ASCAP & BMI Consent Decrees Review Expected to Conclude This Year While Both Sides Argue Worst-Case Scenarios — Finally, just yesterday public comments in the DOJ’s review of the ASCAP and BMI consent decrees were made public. Read all 877 yourself, or check out this overview from Billboard.
Video Post: Irwin Karp on Drafting the 1976 Copyright Act — The storied copyright attorney and author advocate speaks in this video about the process that led to the current US copyright law, as well as his role in it. A fantastic narrative that puts context and color on the legislative history of the Act.
Pirate Site Blocking Boosts Netflix Subscriptions, Research Suggests — Torrentfreak reports on recently published research that demonstrates that anti-piracy enforcement not only reduces copyright infringement but shifts individuals to legitimate sources of copyrighted works, which is the ultimate goal of any copyright regime.
Congress Members Ask to Grill Google in Roundtable on ContentID Tool — Eileen McDermott reports, “Eight members of Congress have sent a letter to Google Chief Executive Officer Sundar Pichai requesting that the company participate in ‘a roundtable with Congressional offices and members of the creative community’ to discuss its responses to a series of questions relating to Google-owned YouTube’s Content ID tool. The tool is meant to prevent copyright infringing material from appearing on YouTube but has come under scrutiny for its failings in recent years.”

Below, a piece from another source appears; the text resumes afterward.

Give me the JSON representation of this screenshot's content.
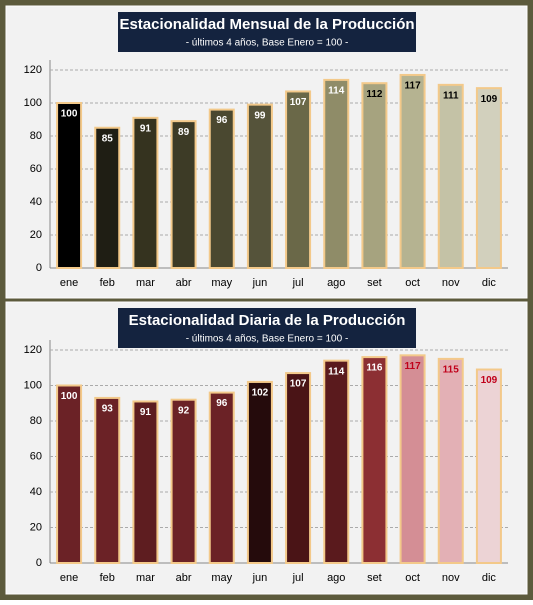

The changing economics of electronic music — An interesting look from Resident Advisor about how the dance music industry fares in a streaming world. “Undeniably, it is easier to publish your music online and hypothetically receive compensation for the downloading or purchase of that music. That is undeniably easier. The fallacy of that kind of logic, which we have been hammered over the head with, of this being this great democratising time, is that people don’t really find that stuff.”
The harsh reality of life as a musician: an interview with Miranda Mulholland — From WIPO Magazine, “Award-winning Canadian musician, record-label owner and festival founder Miranda Mulholland offers a personal account of the realities that artists are facing in the digital era.”